Krankengymnastik
Die Krankengymnastik orientiert sich bei der Behandlung an den Beschwerden und den Funktions- bzw.
Aktivitätseinschränkungen des Patienten, die in Form eines kurzen Befundes zu Beginn der Therapie sichtbar gemacht werden.
Dabei zielt die Behandlung einerseits auf natürliche, physiologische Reaktionen des Organismus (z. B. Muskelaufbau und Stoffwechselanregung),
andererseits auf ein verbessertes Verständnis der Funktionsweise des Organismus (Dysfunktionen/Ressourcen)

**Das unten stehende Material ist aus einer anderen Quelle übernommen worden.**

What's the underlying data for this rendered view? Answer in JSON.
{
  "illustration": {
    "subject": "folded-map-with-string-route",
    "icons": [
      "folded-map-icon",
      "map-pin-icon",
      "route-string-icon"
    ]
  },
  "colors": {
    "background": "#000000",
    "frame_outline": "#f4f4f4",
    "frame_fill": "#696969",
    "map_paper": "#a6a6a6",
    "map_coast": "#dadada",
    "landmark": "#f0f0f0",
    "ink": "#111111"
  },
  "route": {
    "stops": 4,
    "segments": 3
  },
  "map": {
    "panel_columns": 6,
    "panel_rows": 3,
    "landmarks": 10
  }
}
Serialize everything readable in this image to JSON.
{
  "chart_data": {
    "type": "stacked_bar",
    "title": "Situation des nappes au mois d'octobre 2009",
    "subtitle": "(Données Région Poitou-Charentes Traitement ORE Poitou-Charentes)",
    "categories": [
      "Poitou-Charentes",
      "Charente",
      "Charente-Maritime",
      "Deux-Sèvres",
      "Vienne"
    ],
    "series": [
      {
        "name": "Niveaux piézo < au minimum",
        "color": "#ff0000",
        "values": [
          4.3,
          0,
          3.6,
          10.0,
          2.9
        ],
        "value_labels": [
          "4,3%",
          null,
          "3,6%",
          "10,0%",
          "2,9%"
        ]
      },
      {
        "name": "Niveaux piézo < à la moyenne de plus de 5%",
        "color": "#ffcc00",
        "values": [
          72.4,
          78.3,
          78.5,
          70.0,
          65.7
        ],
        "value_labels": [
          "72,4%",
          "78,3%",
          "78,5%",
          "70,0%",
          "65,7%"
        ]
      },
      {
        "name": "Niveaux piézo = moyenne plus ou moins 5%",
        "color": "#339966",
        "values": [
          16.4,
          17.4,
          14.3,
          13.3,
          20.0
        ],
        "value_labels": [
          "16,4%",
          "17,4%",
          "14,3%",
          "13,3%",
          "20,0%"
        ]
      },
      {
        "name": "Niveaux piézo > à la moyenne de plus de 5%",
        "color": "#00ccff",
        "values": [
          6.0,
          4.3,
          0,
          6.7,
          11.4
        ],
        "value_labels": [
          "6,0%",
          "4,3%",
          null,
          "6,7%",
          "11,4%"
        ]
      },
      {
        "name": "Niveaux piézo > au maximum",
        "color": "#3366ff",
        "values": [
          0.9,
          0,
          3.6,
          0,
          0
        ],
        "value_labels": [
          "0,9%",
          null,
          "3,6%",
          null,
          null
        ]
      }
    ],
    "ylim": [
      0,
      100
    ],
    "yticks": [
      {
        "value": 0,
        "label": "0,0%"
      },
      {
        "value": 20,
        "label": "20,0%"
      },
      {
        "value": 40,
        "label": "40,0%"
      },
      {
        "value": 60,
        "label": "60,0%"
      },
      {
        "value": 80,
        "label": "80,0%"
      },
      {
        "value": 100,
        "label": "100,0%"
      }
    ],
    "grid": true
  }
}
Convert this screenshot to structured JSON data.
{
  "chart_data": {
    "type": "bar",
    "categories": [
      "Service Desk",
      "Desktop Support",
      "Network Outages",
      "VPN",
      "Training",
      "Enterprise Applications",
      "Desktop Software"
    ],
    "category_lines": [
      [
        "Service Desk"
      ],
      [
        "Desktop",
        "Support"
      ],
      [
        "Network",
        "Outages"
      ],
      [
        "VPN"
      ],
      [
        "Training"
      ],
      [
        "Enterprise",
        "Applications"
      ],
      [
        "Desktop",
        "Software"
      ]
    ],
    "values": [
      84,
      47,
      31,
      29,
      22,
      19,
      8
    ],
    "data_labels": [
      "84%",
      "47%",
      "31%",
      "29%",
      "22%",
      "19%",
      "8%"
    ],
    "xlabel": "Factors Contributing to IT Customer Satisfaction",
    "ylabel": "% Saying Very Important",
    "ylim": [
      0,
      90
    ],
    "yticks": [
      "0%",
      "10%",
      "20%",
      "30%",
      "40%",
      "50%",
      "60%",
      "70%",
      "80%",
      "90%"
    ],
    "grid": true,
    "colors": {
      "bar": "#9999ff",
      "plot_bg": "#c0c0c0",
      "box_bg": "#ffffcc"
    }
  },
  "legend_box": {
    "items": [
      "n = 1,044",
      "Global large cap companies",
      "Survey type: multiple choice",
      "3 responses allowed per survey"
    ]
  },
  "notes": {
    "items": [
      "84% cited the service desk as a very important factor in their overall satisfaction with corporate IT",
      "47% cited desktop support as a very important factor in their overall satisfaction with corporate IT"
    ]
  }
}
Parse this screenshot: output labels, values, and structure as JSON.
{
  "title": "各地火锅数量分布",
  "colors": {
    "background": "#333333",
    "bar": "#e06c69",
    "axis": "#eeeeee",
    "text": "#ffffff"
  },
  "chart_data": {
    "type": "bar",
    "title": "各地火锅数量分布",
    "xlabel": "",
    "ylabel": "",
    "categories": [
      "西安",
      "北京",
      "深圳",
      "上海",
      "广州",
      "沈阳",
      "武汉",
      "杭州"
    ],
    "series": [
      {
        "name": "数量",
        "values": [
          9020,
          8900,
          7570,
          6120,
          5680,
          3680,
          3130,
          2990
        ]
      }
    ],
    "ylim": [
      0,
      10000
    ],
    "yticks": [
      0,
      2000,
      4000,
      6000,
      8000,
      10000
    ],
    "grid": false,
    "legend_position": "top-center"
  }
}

und eigenverantwortlichen Umgang mit dem eigenen Körper ab. Physiotherapeuten analysieren und interpretieren Schmerzzustände,
sensomotorische Funktions- und Entwicklungsstörungen (z. B. die Hyper- oder Hypomobilität eines Gelenks),
um sie mit spezifischen manuellen und anderen physiotherapeutischen Techniken zu beeinflussen.
Das Ziel ist die Wiederherstellung, Erhaltung oder Förderung der Gesundheit und dabei sehr häufig die Schmerz-Reduktion.
Primärer Ansatzpunkt ist das Bewegungssystem und das Bewegungsverhalten,
wobei die Ziele Schmerzfreiheit und ökonomisches Bewegungsverhalten im Alltag sind oder im Falle von
irreversibelen Funktionsstörungen Kompensationsmöglichkeiten zu schaffen.
Ziele der Physiotherapie sind darüber hinaus, Eigenständigkeit und Selbständigkeit des Patienten zu fördern
und die Selbstheilungskräfte des Organismus zu aktivieren.